Joe Finnerty
Oil companies won’t miss the chance to take a slice of the electric power pie
“More electric cars would put a sizeable hole in the profits of oil firms like Shell or BP”
LINE up a list of big businesses you’re unlikely to shed a sympathetic tear for, and at the top of most will be banking corporations and oil giants. They’ve been making billions for years, cashing in on everyone else and somehow surviving amid financial crashes.
But for oil companies, there lurks a growing uncertainty as motorists continue to edge towards electric vehicles – already there are nearly 30,000 on UK roads. Sure, in the short term, these are predominantly plug-in hybrids and require filling up in a conventional way.

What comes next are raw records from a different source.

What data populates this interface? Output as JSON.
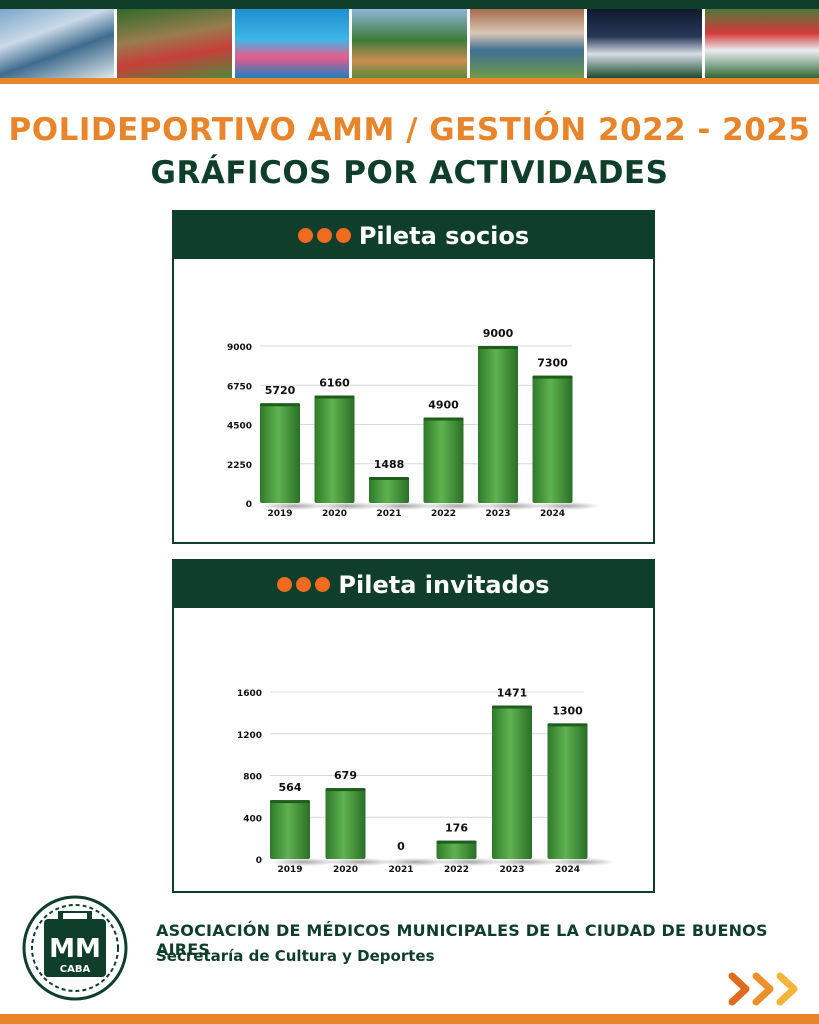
{
  "header": {
    "title_line_1": "POLIDEPORTIVO AMM / GESTIÓN 2022 - 2025",
    "title_line_2": "GRÁFICOS POR ACTIVIDADES"
  },
  "colors": {
    "dark_green": "#0f3f2b",
    "orange": "#e8852a",
    "dot_orange": "#ee6b1f",
    "bar_green": "#4a9a3f"
  },
  "chart_data": [
    {
      "type": "bar",
      "title": "Pileta socios",
      "categories": [
        "2019",
        "2020",
        "2021",
        "2022",
        "2023",
        "2024"
      ],
      "values": [
        5720,
        6160,
        1488,
        4900,
        9000,
        7300
      ],
      "value_labels": [
        "5720",
        "6160",
        "1488",
        "4900",
        "9000",
        "7300"
      ],
      "yticks": [
        0,
        2250,
        4500,
        6750,
        9000
      ],
      "ylim": [
        0,
        9000
      ],
      "grid": true,
      "xlabel": "",
      "ylabel": ""
    },
    {
      "type": "bar",
      "title": "Pileta invitados",
      "categories": [
        "2019",
        "2020",
        "2021",
        "2022",
        "2023",
        "2024"
      ],
      "values": [
        564,
        679,
        0,
        176,
        1471,
        1300
      ],
      "value_labels": [
        "564",
        "679",
        "0",
        "176",
        "1471",
        "1300"
      ],
      "yticks": [
        0,
        400,
        800,
        1200,
        1600
      ],
      "ylim": [
        0,
        1600
      ],
      "grid": true,
      "xlabel": "",
      "ylabel": ""
    }
  ],
  "footer": {
    "org_name": "ASOCIACIÓN DE MÉDICOS MUNICIPALES DE LA CIUDAD DE BUENOS AIRES",
    "department": "Secretaría de Cultura y Deportes",
    "logo_text_main": "MM",
    "logo_text_sub": "CABA"
  }
}
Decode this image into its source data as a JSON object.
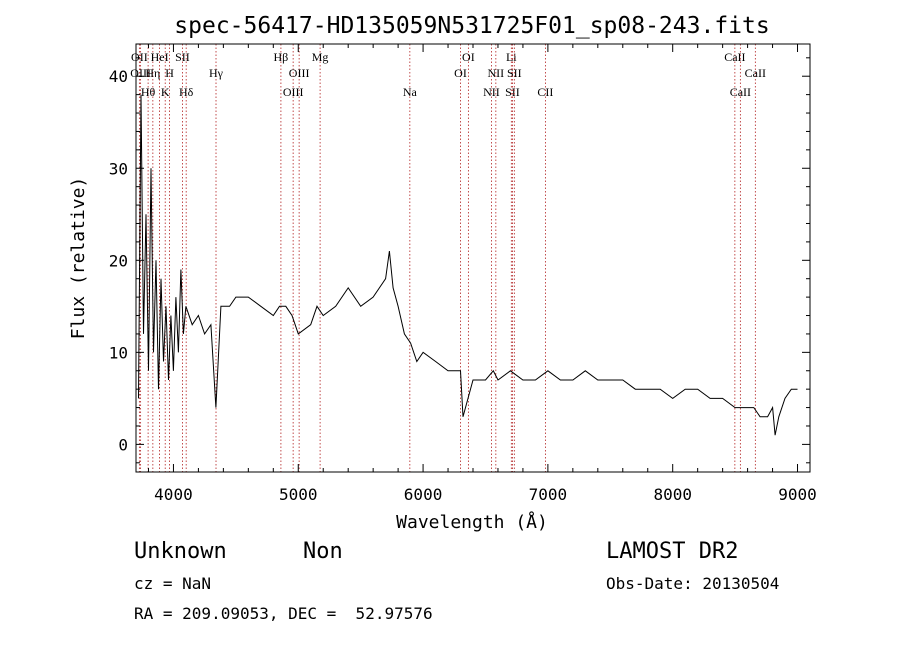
{
  "chart_data": {
    "type": "line",
    "title": "spec-56417-HD135059N531725F01_sp08-243.fits",
    "xlabel": "Wavelength (Å)",
    "ylabel": "Flux (relative)",
    "xlim": [
      3700,
      9100
    ],
    "ylim": [
      -3,
      43.5
    ],
    "xticks": [
      4000,
      5000,
      6000,
      7000,
      8000,
      9000
    ],
    "yticks": [
      0,
      10,
      20,
      30,
      40
    ],
    "grid": false,
    "line_color": "#000000",
    "marker_color": "#b22222",
    "series": [
      {
        "x": [
          3720,
          3740,
          3760,
          3780,
          3800,
          3820,
          3840,
          3860,
          3880,
          3900,
          3920,
          3940,
          3960,
          3980,
          4000,
          4020,
          4040,
          4060,
          4080,
          4100,
          4150,
          4200,
          4250,
          4300,
          4340,
          4380,
          4450,
          4500,
          4600,
          4700,
          4800,
          4850,
          4900,
          4950,
          5000,
          5100,
          5150,
          5200,
          5300,
          5400,
          5500,
          5600,
          5700,
          5730,
          5760,
          5800,
          5850,
          5900,
          5950,
          6000,
          6100,
          6200,
          6300,
          6320,
          6400,
          6500,
          6563,
          6600,
          6700,
          6800,
          6900,
          7000,
          7100,
          7200,
          7300,
          7400,
          7500,
          7600,
          7700,
          7800,
          7900,
          8000,
          8100,
          8200,
          8300,
          8400,
          8500,
          8600,
          8650,
          8700,
          8760,
          8800,
          8820,
          8850,
          8900,
          8950,
          9000
        ],
        "y": [
          5,
          38,
          12,
          25,
          8,
          30,
          10,
          20,
          6,
          18,
          9,
          15,
          7,
          14,
          8,
          16,
          10,
          19,
          12,
          15,
          13,
          14,
          12,
          13,
          4,
          15,
          15,
          16,
          16,
          15,
          14,
          15,
          15,
          14,
          12,
          13,
          15,
          14,
          15,
          17,
          15,
          16,
          18,
          21,
          17,
          15,
          12,
          11,
          9,
          10,
          9,
          8,
          8,
          3,
          7,
          7,
          8,
          7,
          8,
          7,
          7,
          8,
          7,
          7,
          8,
          7,
          7,
          7,
          6,
          6,
          6,
          5,
          6,
          6,
          5,
          5,
          4,
          4,
          4,
          3,
          3,
          4,
          1,
          3,
          5,
          6,
          6
        ]
      }
    ],
    "lines": [
      {
        "label": "OII",
        "wl": 3727,
        "row": 1
      },
      {
        "label": "OIII",
        "wl": 3737,
        "row": 2
      },
      {
        "label": "Hθ",
        "wl": 3797,
        "row": 3
      },
      {
        "label": "Hη",
        "wl": 3835,
        "row": 2
      },
      {
        "label": "HeI",
        "wl": 3889,
        "row": 1
      },
      {
        "label": "K",
        "wl": 3934,
        "row": 3
      },
      {
        "label": "H",
        "wl": 3969,
        "row": 2
      },
      {
        "label": "SII",
        "wl": 4072,
        "row": 1
      },
      {
        "label": "Hδ",
        "wl": 4102,
        "row": 3
      },
      {
        "label": "Hγ",
        "wl": 4341,
        "row": 2
      },
      {
        "label": "Hβ",
        "wl": 4861,
        "row": 1
      },
      {
        "label": "OIII",
        "wl": 4959,
        "row": 3
      },
      {
        "label": "OIII",
        "wl": 5007,
        "row": 2
      },
      {
        "label": "Mg",
        "wl": 5175,
        "row": 1
      },
      {
        "label": "Na",
        "wl": 5894,
        "row": 3
      },
      {
        "label": "OI",
        "wl": 6300,
        "row": 2
      },
      {
        "label": "OI",
        "wl": 6363,
        "row": 1
      },
      {
        "label": "NII",
        "wl": 6548,
        "row": 3
      },
      {
        "label": "NII",
        "wl": 6583,
        "row": 2
      },
      {
        "label": "Li",
        "wl": 6707,
        "row": 1
      },
      {
        "label": "SII",
        "wl": 6716,
        "row": 3
      },
      {
        "label": "SII",
        "wl": 6731,
        "row": 2
      },
      {
        "label": "CII",
        "wl": 6980,
        "row": 3
      },
      {
        "label": "CaII",
        "wl": 8498,
        "row": 1
      },
      {
        "label": "CaII",
        "wl": 8542,
        "row": 3
      },
      {
        "label": "CaII",
        "wl": 8662,
        "row": 2
      }
    ]
  },
  "info": {
    "class": "Unknown",
    "subclass": "Non",
    "cz": "cz = NaN",
    "coords": "RA = 209.09053, DEC =  52.97576",
    "survey": "LAMOST DR2",
    "obs_date": "Obs-Date: 20130504"
  }
}
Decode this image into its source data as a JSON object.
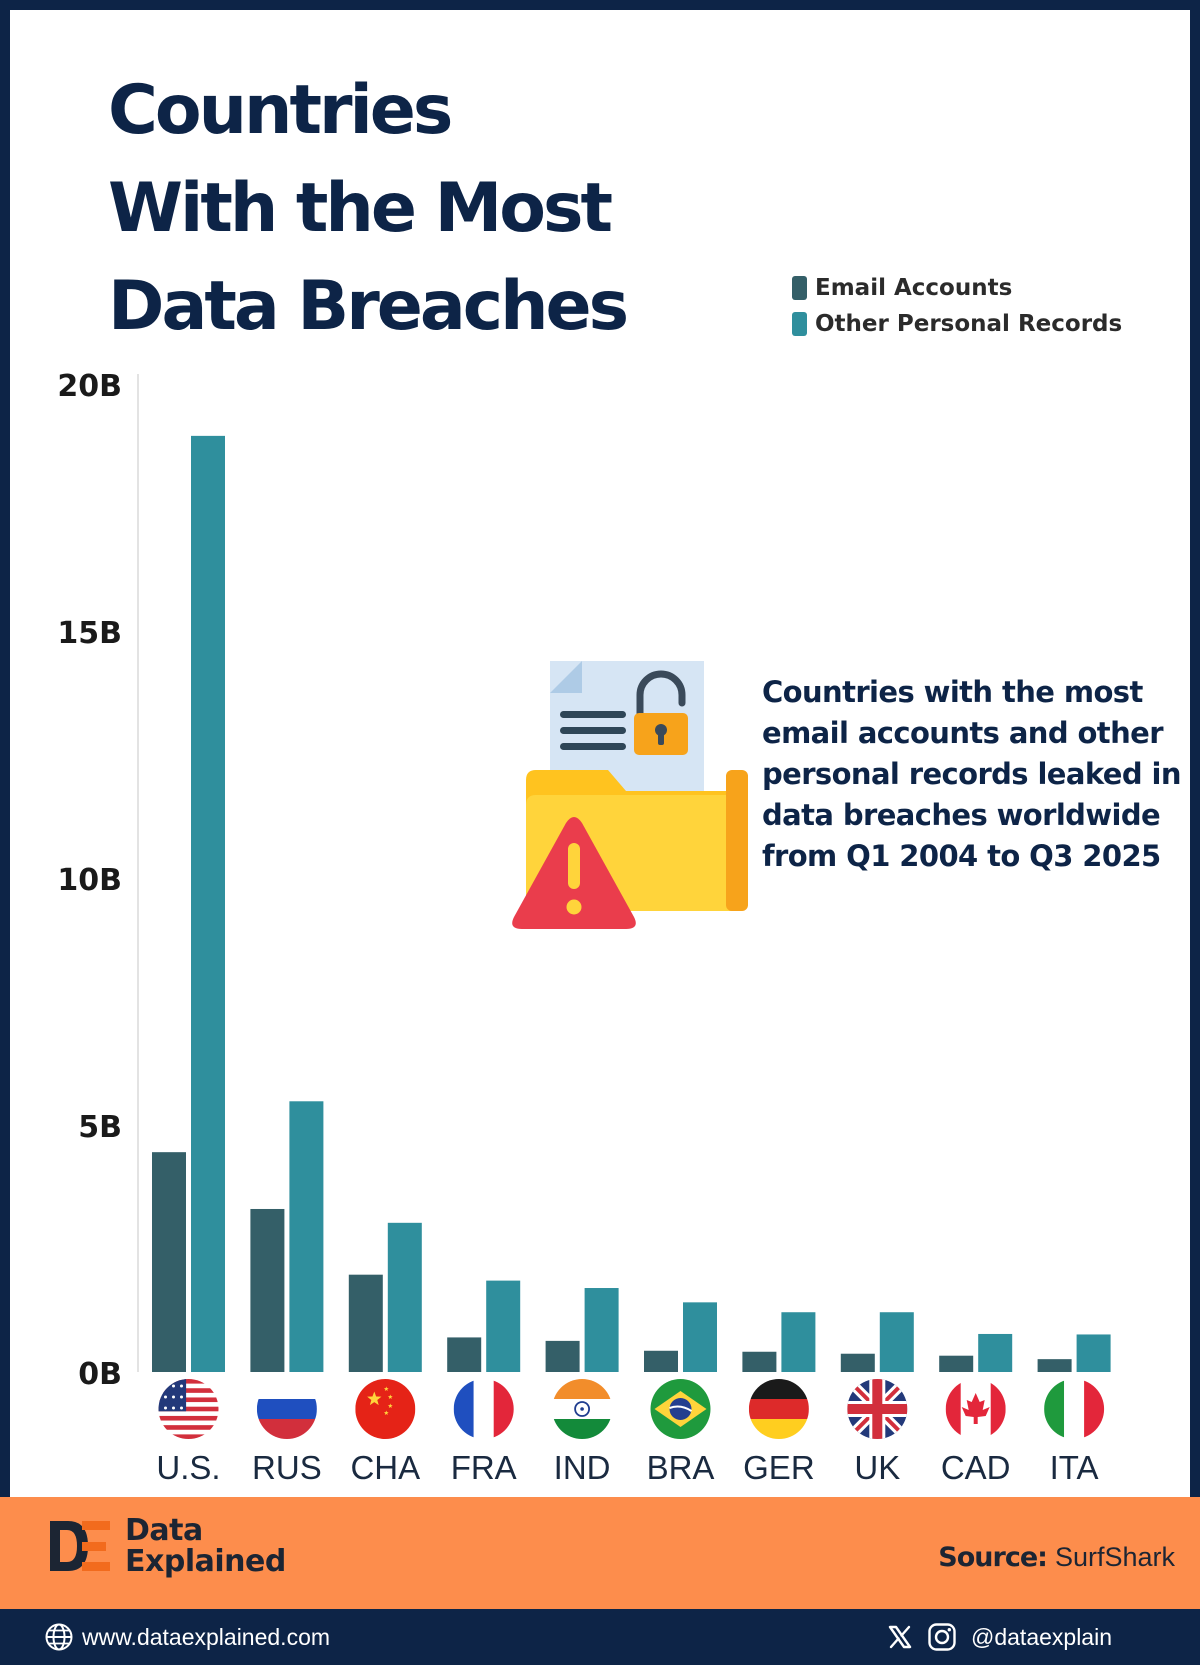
{
  "title_lines": [
    "Countries",
    "With the Most",
    "Data Breaches"
  ],
  "description": "Countries with the most email accounts and other personal records leaked in data breaches worldwide from Q1 2004 to Q3 2025",
  "colors": {
    "email": "#345f68",
    "other": "#2f8f9d",
    "title": "#0d2447",
    "band": "#fd8d4c",
    "frame": "#0d2447"
  },
  "chart_data": {
    "type": "bar",
    "categories": [
      "U.S.",
      "RUS",
      "CHA",
      "FRA",
      "IND",
      "BRA",
      "GER",
      "UK",
      "CAD",
      "ITA"
    ],
    "series": [
      {
        "name": "Email Accounts",
        "values": [
          4.45,
          3.3,
          1.97,
          0.7,
          0.63,
          0.43,
          0.41,
          0.37,
          0.33,
          0.26
        ]
      },
      {
        "name": "Other Personal Records",
        "values": [
          18.95,
          5.48,
          3.02,
          1.85,
          1.7,
          1.41,
          1.21,
          1.21,
          0.77,
          0.76
        ]
      }
    ],
    "ylim": [
      0,
      20
    ],
    "yticks": [
      "0B",
      "5B",
      "10B",
      "15B",
      "20B"
    ],
    "legend_position": "top-right",
    "grid": false
  },
  "flags": [
    "us-flag-icon",
    "russia-flag-icon",
    "china-flag-icon",
    "france-flag-icon",
    "india-flag-icon",
    "brazil-flag-icon",
    "germany-flag-icon",
    "uk-flag-icon",
    "canada-flag-icon",
    "italy-flag-icon"
  ],
  "footer": {
    "brand_line1": "Data",
    "brand_line2": "Explained",
    "source_label": "Source:",
    "source_value": "SurfShark",
    "website": "www.dataexplained.com",
    "handle": "@dataexplain"
  }
}
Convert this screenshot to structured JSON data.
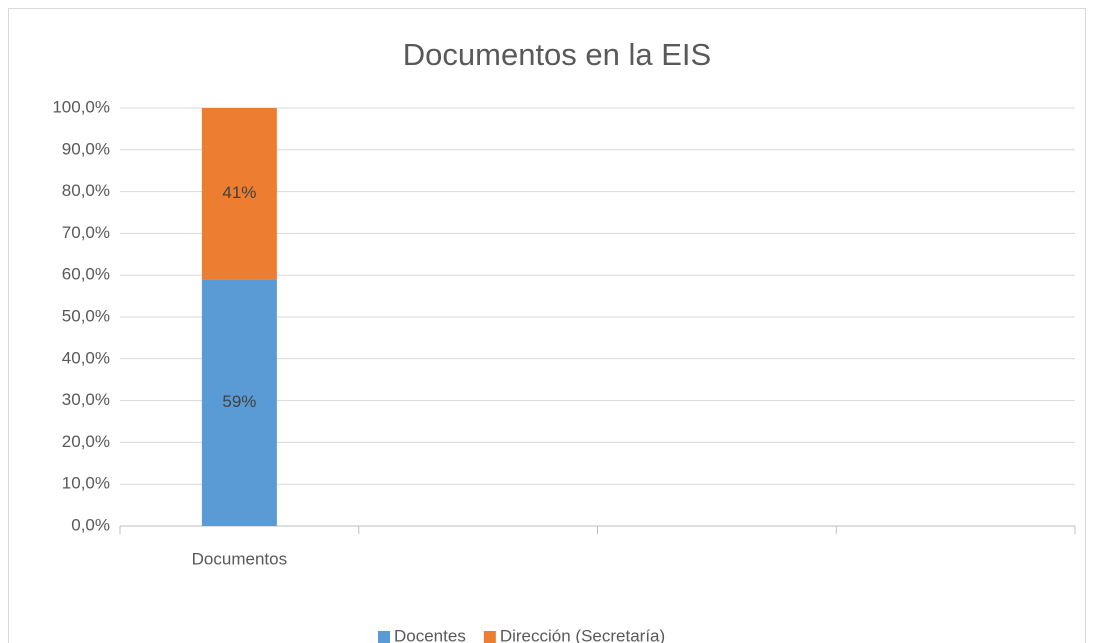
{
  "chart_data": {
    "type": "stacked_bar",
    "title": "Documentos en la EIS",
    "categories": [
      "Documentos",
      null,
      null,
      null
    ],
    "series": [
      {
        "name": "Docentes",
        "color": "#5b9bd5",
        "values": [
          59,
          null,
          null,
          null
        ],
        "value_labels": [
          "59%",
          null,
          null,
          null
        ]
      },
      {
        "name": "Dirección (Secretaría)",
        "color": "#ed7d31",
        "values": [
          41,
          null,
          null,
          null
        ],
        "value_labels": [
          "41%",
          null,
          null,
          null
        ]
      }
    ],
    "ylim": [
      0,
      100
    ],
    "yticks": [
      {
        "value": 0,
        "label": "0,0%"
      },
      {
        "value": 10,
        "label": "10,0%"
      },
      {
        "value": 20,
        "label": "20,0%"
      },
      {
        "value": 30,
        "label": "30,0%"
      },
      {
        "value": 40,
        "label": "40,0%"
      },
      {
        "value": 50,
        "label": "50,0%"
      },
      {
        "value": 60,
        "label": "60,0%"
      },
      {
        "value": 70,
        "label": "70,0%"
      },
      {
        "value": 80,
        "label": "80,0%"
      },
      {
        "value": 90,
        "label": "90,0%"
      },
      {
        "value": 100,
        "label": "100,0%"
      }
    ],
    "grid": true,
    "legend": "bottom"
  }
}
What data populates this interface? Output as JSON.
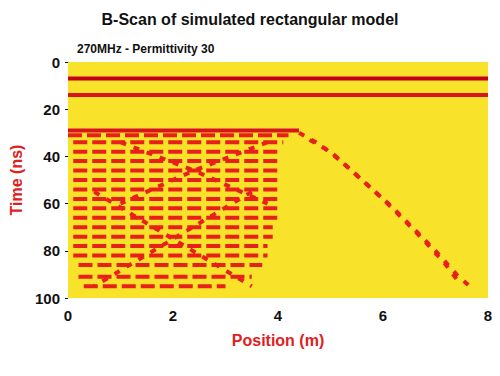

But look further into the distance and the goal is to have almost all cars and vans in the UK zero emissions by 2050.
Such a move would put a sizeable hole in the profits of oil firms like Shell or BP. It’s a problem that hasn’t gone unnoticed in the boardroom, though, and Shell has this month revealed it’s planning to introduce electric charging points (and hydrogen bays) as early as 2017.
In the past, Shell has championed biofuels as the way forward, but with ultra-low emission vehicles backed so extensively by the UK Government (most recently by a £600m investment and extension of the plug-in grant to 2018), it’s seen the need to branch out.
The move would put Shell in direct competition with the Tesla-exclusive charging network and Ecotricity, which currently has a monopoly on motorway sites and has controversially started making drivers pay to plug in.
There’s no detail on how much Shell may charge for its electric stations, but when oil companies are concerned, you can be sure they won’t be out of pocket for long.